Dérive antipodale des mots : machiavélique

In Pensées pour une saison – Printemps, #110.

Troisième cas. Au début du XVIe siècle, dans un monde très agité où régnait la contingence, les puissants de la Renaissance italienne s’affrontaient sans cesse, tous contre tous.
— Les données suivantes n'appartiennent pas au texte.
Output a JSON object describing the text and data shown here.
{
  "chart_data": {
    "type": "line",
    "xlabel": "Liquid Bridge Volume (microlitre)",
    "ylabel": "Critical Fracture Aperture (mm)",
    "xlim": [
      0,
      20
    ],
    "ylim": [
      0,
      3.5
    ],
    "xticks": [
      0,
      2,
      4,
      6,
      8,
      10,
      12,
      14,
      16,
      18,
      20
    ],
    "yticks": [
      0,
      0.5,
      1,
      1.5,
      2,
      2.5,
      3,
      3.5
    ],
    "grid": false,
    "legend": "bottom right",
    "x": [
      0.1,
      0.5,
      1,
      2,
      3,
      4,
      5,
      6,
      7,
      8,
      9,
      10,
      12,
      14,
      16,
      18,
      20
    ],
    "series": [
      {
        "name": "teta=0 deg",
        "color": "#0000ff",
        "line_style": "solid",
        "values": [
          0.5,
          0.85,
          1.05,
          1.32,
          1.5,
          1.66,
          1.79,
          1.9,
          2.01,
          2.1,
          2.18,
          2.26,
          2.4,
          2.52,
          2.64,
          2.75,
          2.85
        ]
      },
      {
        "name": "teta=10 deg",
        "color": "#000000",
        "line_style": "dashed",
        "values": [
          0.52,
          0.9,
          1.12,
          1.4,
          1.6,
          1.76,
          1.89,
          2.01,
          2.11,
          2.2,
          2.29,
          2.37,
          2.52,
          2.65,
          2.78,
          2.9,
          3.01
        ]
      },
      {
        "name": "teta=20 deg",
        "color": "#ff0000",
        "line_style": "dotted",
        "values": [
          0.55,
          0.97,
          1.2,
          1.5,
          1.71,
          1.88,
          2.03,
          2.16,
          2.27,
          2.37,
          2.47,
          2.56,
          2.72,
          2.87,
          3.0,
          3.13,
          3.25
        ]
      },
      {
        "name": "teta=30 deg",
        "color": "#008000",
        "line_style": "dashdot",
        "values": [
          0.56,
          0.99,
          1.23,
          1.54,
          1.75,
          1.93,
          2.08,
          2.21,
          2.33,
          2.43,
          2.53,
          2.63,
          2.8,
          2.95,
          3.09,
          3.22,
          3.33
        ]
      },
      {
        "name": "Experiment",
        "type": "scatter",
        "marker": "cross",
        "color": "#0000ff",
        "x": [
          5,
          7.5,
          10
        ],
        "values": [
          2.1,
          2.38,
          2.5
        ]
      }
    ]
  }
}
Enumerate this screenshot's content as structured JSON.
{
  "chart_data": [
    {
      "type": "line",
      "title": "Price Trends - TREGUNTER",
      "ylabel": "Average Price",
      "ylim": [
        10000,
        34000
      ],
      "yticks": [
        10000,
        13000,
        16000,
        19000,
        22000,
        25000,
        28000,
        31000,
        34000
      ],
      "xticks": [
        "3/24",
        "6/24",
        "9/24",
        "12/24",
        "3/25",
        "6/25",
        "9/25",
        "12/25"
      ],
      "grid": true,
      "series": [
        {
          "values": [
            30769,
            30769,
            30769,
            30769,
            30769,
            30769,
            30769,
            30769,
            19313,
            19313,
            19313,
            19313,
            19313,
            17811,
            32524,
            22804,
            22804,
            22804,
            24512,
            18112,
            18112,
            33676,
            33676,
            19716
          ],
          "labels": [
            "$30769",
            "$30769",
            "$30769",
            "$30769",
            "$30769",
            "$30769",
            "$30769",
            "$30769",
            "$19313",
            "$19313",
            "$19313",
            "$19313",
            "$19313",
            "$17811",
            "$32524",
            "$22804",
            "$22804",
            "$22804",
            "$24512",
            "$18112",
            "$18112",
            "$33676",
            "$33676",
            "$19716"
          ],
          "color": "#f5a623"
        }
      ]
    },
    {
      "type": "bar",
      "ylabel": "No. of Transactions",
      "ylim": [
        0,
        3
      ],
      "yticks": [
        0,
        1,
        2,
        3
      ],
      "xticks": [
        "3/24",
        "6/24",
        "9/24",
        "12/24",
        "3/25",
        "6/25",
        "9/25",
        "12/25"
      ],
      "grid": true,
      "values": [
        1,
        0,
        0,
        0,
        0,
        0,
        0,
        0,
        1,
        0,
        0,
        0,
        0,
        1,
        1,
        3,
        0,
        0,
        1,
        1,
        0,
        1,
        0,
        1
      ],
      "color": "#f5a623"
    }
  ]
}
S’adressant en 1513, dans son œuvre magistrale, Le Prince, à l’un de ceux-ci, Laurent II de Médicis, Machiavel [1469-1527] prônait l’intelligence et la tempérance dans les pratiques politiques. L’auteur jugeait que l’on ne conservait pas le pouvoir par la brutalité ou par la tromperie… mais par la prévoyance, la souplesse et l’habileté, jointes à la vaillance et à la droiture. Il estimait hautement la virtù… mais ne nourrissait aucune illusion sur les vertus des hommes. C’était donc un observateur lucide et pragmatique du monde, prodiguant des conseils avisés et réfléchis, probes en définitive.

Nonobstant, aussi bien les catholiques que les protestants se trouvèrent indignés par cette description réaliste du pouvoir, publiée en 1532, cinq ans après la mort de l’auteur ; à leur goût elle se révélait insuffisamment édifiante : elle n’était pas moralisatrice, donc elle ne pouvait pas s’avérer morale. Ils répandirent dès lors tant de médisances sur l’auteur (qui ne pouvait plus se défendre) qu’ils donnèrent de Machiavel l’image d’un individu dépourvu de scrupules ou d’idéal, encore pire que… “ cynique  [1]. Ils lui attribuèrent ainsi avec malignité l’adage : “ La fin justifie les moyens ”, un apocryphe peut-être dérivé du “ Exitus acta probat ” formulé par le poète latin Ovide [2].

Résultat de ces distorsions : le machiavélisme devint, erronément, synonyme de calcul fourbe, sournois et sophistiqué, immoral ou amoral. Alors qu’en réalité, un projet “ machiavélique ” ne correspond en rien à l’esprit machiavélien, c’est-à-dire aux intentions réelles de Machiavel.

[1] Cf. supra le texte no 108, « Dérive antipodale des mots : cynique ».

[2] Ovide [43 AEC – 18 EC], Heroides, II ; un vers à la traduction délicate, qui pourrait, d’ailleurs, simplement signifier “ Le résultat en vaut la peine ”.